Clinton’s Fictional Gas Tax Plan

Sen. Hillary Clinton is pushing her own version of a summer “gas tax holiday”—except that her plan would end up doing absolutely nothing to help consumers. Sen. Obama has been attacking her plan (and McCain’s) as an effort to “pander:”

On ABC’s “This Week with George Stephanopoulos,” Sen. Hillary Clinton, D-N.Y., was asked repeated to name an economist who supports her plan to suspend the 18.4 cent federal gas tax. Either she could not or chose not to. “I’m not going to put my lot in with economists,” she said, presenting her tax hike plan as a way to life the burden of soaring gas prices off middle class Americans.

Rival Barack Obama has called the plan, which is also backed by Republican presidential nominee-in-waiting, Sen. John McCain , “a pander” that won’t solve the high cost of gas. Asked about the gas plan in his interview with Tim Russert on NBC’s “Meet the Press”, Sen. Obama, D-Ill., framed the proposal as a “classic Washington gimmick.” “You’re looking at suspending a gas tax for three months. The average driver would save 30 cents per day for a grand total of $28,” claimed Obama.

Although Clinton did not offer her own estimate as to how much relief the holiday would provide, she did try to distinguish her plan from McCain’s. “Senator McCain has said take off the gas tax, don’t pay for it, throw us further into deficit and debt. That is not what I’ve proposed. What I’ve proposed is that the oil companies pay the gas tax instead of consumers and drivers this summer.”

So, what Sen. Clinton proposes is that the oil companies pay the gas tax instead of consumers—and somehow those costs won’t end up getting passed right back to the consumers in the form of higher oil costs. No wonder Sen. Clinton doesn’t want to listen to the advice of people who actually understand economics.

Sen. Obama’s criticisms over the tax aren’t too far off—it is questionable how much a gas tax holiday would actually help consumers, and from a policy standpoint it’s also questionable whether we really want the government encouraging people to use more gasoline than they might this summer.

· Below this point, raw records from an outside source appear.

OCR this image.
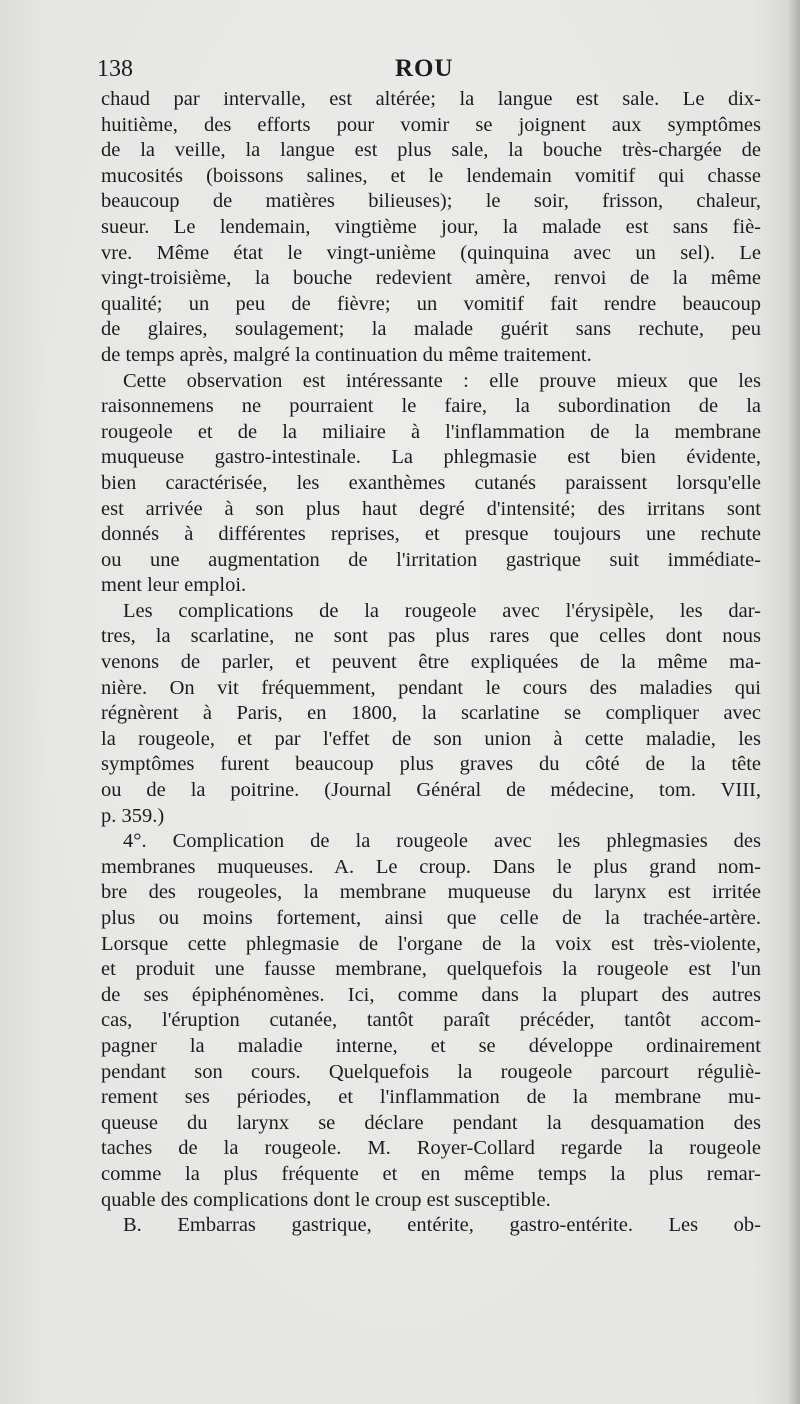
138	ROU
chaud par intervalle, est altérée; la langue est sale. Le dix-
huitième, des efforts pour vomir se joignent aux symptômes
de la veille, la langue est plus sale, la bouche très-chargée de
mucosités (boissons salines, et le lendemain vomitif qui chasse
beaucoup de matières bilieuses); le soir, frisson, chaleur,
sueur. Le lendemain, vingtième jour, la malade est sans fiè-
vre. Même état le vingt-unième (quinquina avec un sel). Le
vingt-troisième, la bouche redevient amère, renvoi de la même
qualité; un peu de fièvre; un vomitif fait rendre beaucoup
de glaires, soulagement; la malade guérit sans rechute, peu
de temps après, malgré la continuation du même traitement.
Cette observation est intéressante : elle prouve mieux que les
raisonnemens ne pourraient le faire, la subordination de la
rougeole et de la miliaire à l'inflammation de la membrane
muqueuse gastro-intestinale. La phlegmasie est bien évidente,
bien caractérisée, les exanthèmes cutanés paraissent lorsqu'elle
est arrivée à son plus haut degré d'intensité; des irritans sont
donnés à différentes reprises, et presque toujours une rechute
ou une augmentation de l'irritation gastrique suit immédiate-
ment leur emploi.
Les complications de la rougeole avec l'érysipèle, les dar-
tres, la scarlatine, ne sont pas plus rares que celles dont nous
venons de parler, et peuvent être expliquées de la même ma-
nière. On vit fréquemment, pendant le cours des maladies qui
régnèrent à Paris, en 1800, la scarlatine se compliquer avec
la rougeole, et par l'effet de son union à cette maladie, les
symptômes furent beaucoup plus graves du côté de la tête
ou de la poitrine. (Journal Général de médecine, tom. VIII,
p. 359.)
4°. Complication de la rougeole avec les phlegmasies des
membranes muqueuses. A. Le croup. Dans le plus grand nom-
bre des rougeoles, la membrane muqueuse du larynx est irritée
plus ou moins fortement, ainsi que celle de la trachée-artère.
Lorsque cette phlegmasie de l'organe de la voix est très-violente,
et produit une fausse membrane, quelquefois la rougeole est l'un
de ses épiphénomènes. Ici, comme dans la plupart des autres
cas, l'éruption cutanée, tantôt paraît précéder, tantôt accom-
pagner la maladie interne, et se développe ordinairement
pendant son cours. Quelquefois la rougeole parcourt réguliè-
rement ses périodes, et l'inflammation de la membrane mu-
queuse du larynx se déclare pendant la desquamation des
taches de la rougeole. M. Royer-Collard regarde la rougeole
comme la plus fréquente et en même temps la plus remar-
quable des complications dont le croup est susceptible.
B. Embarras gastrique, entérite, gastro-entérite. Les ob-
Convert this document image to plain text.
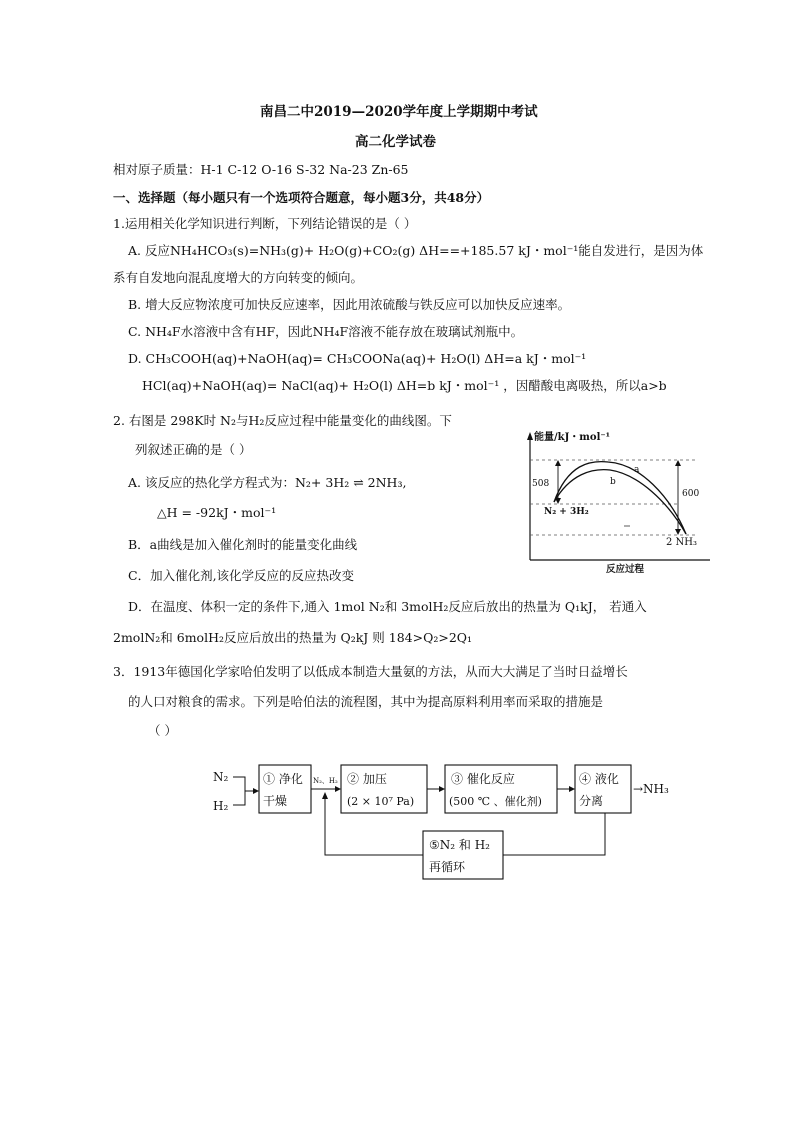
南昌二中2019—2020学年度上学期期中考试
高二化学试卷
相对原子质量：H-1 C-12 O-16 S-32 Na-23 Zn-65
一、选择题（每小题只有一个选项符合题意，每小题3分，共48分）
1.运用相关化学知识进行判断，下列结论错误的是（ ）
A. 反应NH₄HCO₃(s)=NH₃(g)+ H₂O(g)+CO₂(g) ΔH==+185.57 kJ・mol⁻¹能自发进行，是因为体
系有自发地向混乱度增大的方向转变的倾向。
B. 增大反应物浓度可加快反应速率，因此用浓硫酸与铁反应可以加快反应速率。
C. NH₄F水溶液中含有HF，因此NH₄F溶液不能存放在玻璃试剂瓶中。
D. CH₃COOH(aq)+NaOH(aq)= CH₃COONa(aq)+ H₂O(l) ΔH=a kJ・mol⁻¹
HCl(aq)+NaOH(aq)= NaCl(aq)+ H₂O(l) ΔH=b kJ・mol⁻¹ ，因醋酸电离吸热，所以a>b
2. 右图是 298K时 N₂与H₂反应过程中能量变化的曲线图。下
列叙述正确的是（ ）
A. 该反应的热化学方程式为：N₂+ 3H₂ ⇌ 2NH₃,
△H = -92kJ・mol⁻¹
B．a曲线是加入催化剂时的能量变化曲线
C．加入催化剂,该化学反应的反应热改变
D．在温度、体积一定的条件下,通入 1mol N₂和 3molH₂反应后放出的热量为 Q₁kJ， 若通入
2molN₂和 6molH₂反应后放出的热量为 Q₂kJ 则 184>Q₂>2Q₁
能量/kJ・mol⁻¹
508
600
N₂ + 3H₂
2 NH₃
a
b
反应过程
3．1913年德国化学家哈伯发明了以低成本制造大量氨的方法，从而大大满足了当时日益增长
的人口对粮食的需求。下列是哈伯法的流程图，其中为提高原料利用率而采取的措施是
（ ）
N₂
H₂
① 净化
干燥
N₂、H₂ ② 加压
(2 × 10⁷ Pa)
③ 催化反应
(500 ℃ 、催化剂)
④ 液化
分离
→NH₃
⑤N₂ 和 H₂
再循环
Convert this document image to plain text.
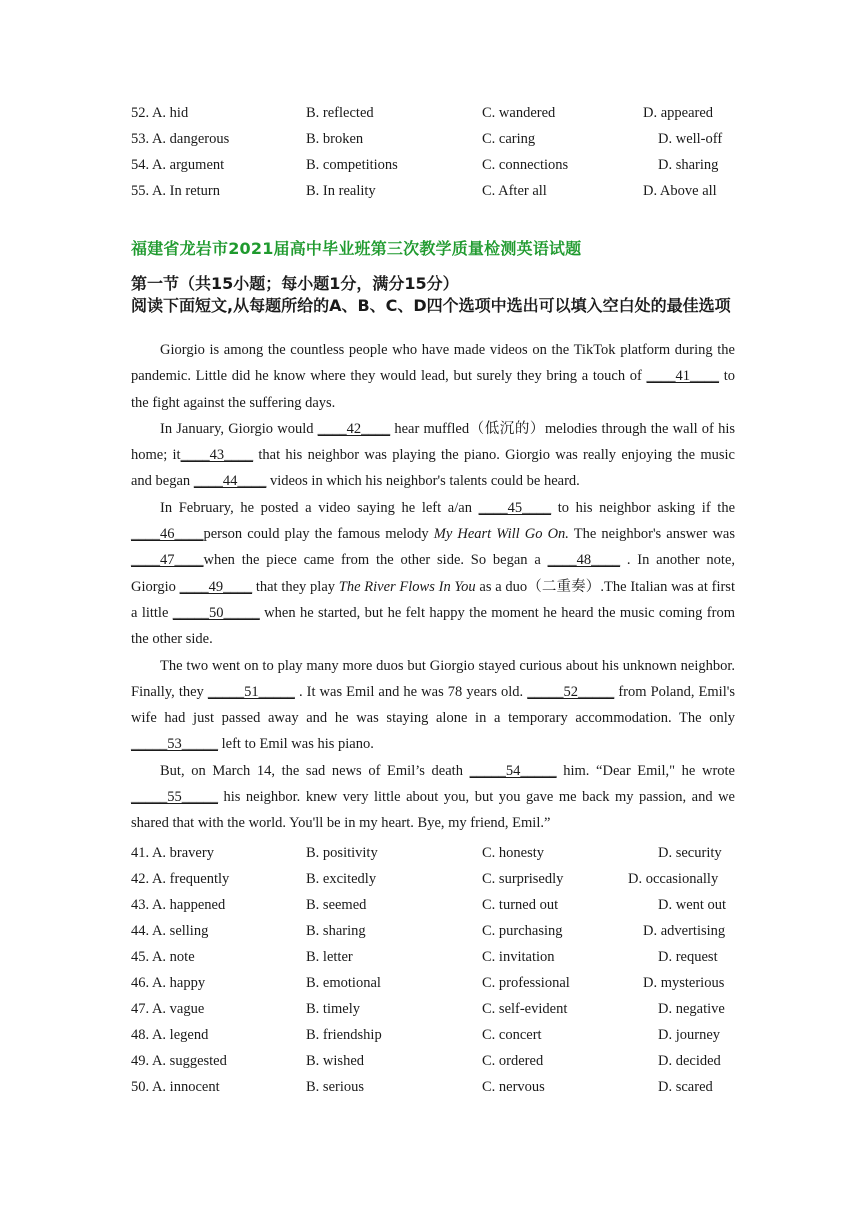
52. A. hid	B. reflected	C. wandered	D. appeared
53. A. dangerous	B. broken	C. caring	D. well-off
54. A. argument	B. competitions	C. connections	D. sharing
55. A. In return	B. In reality	C. After all	D. Above all
福建省龙岩市2021届高中毕业班第三次教学质量检测英语试题
第一节（共15小题；每小题1分，满分15分）
阅读下面短文,从每题所给的A、B、C、D四个选项中选出可以填入空白处的最佳选项

Giorgio is among the countless people who have made videos on the TikTok platform during the pandemic. Little did he know where they would lead, but surely they bring a touch of ____41____ to the fight against the suffering days.

In January, Giorgio would ____42____ hear muffled（低沉的）melodies through the wall of his home; it____43____ that his neighbor was playing the piano. Giorgio was really enjoying the music and began ____44____ videos in which his neighbor's talents could be heard.

In February, he posted a video saying he left a/an ____45____ to his neighbor asking if the ____46____person could play the famous melody My Heart Will Go On. The neighbor's answer was ____47____when the piece came from the other side. So began a ____48____ . In another note, Giorgio ____49____ that they play The River Flows In You as a duo（二重奏）.The Italian was at first a little _____50_____ when he started, but he felt happy the moment he heard the music coming from the other side.

The two went on to play many more duos but Giorgio stayed curious about his unknown neighbor. Finally, they _____51_____ . It was Emil and he was 78 years old. _____52_____ from Poland, Emil's wife had just passed away and he was staying alone in a temporary accommodation. The only _____53_____ left to Emil was his piano.

But, on March 14, the sad news of Emil’s death _____54_____ him. “Dear Emil," he wrote _____55_____ his neighbor. knew very little about you, but you gave me back my passion, and we shared that with the world. You'll be in my heart. Bye, my friend, Emil.”

41. A. bravery	B. positivity	C. honesty	D. security
42. A. frequently	B. excitedly	C. surprisedly	D. occasionally
43. A. happened	B. seemed	C. turned out	D. went out
44. A. selling	B. sharing	C. purchasing	D. advertising
45. A. note	B. letter	C. invitation	D. request
46. A. happy	B. emotional	C. professional	D. mysterious
47. A. vague	B. timely	C. self-evident	D. negative
48. A. legend	B. friendship	C. concert	D. journey
49. A. suggested	B. wished	C. ordered	D. decided
50. A. innocent	B. serious	C. nervous	D. scared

The Clinton gas tax plan takes the flaws of the McCain plan and magnifies them. At least the McCain plan would actually lower gas prices, while the Clinton plan would just pass the costs right back to consumers. The Clinton plan is definitely a pander—it panders to consumers by pretending to lower gas prices and it panders to anti-corporate sentiment by pretending that the oil companies will take the costs.

Clinton keeps demonstrating that when it comes to economic matters, she’s absolutely clueless—and the fact that she doesn’t want to listen to economists when she formulates economic policy should serve as a reminder why she and the other Democrats not qualified to be deciding this nation’s economic policies.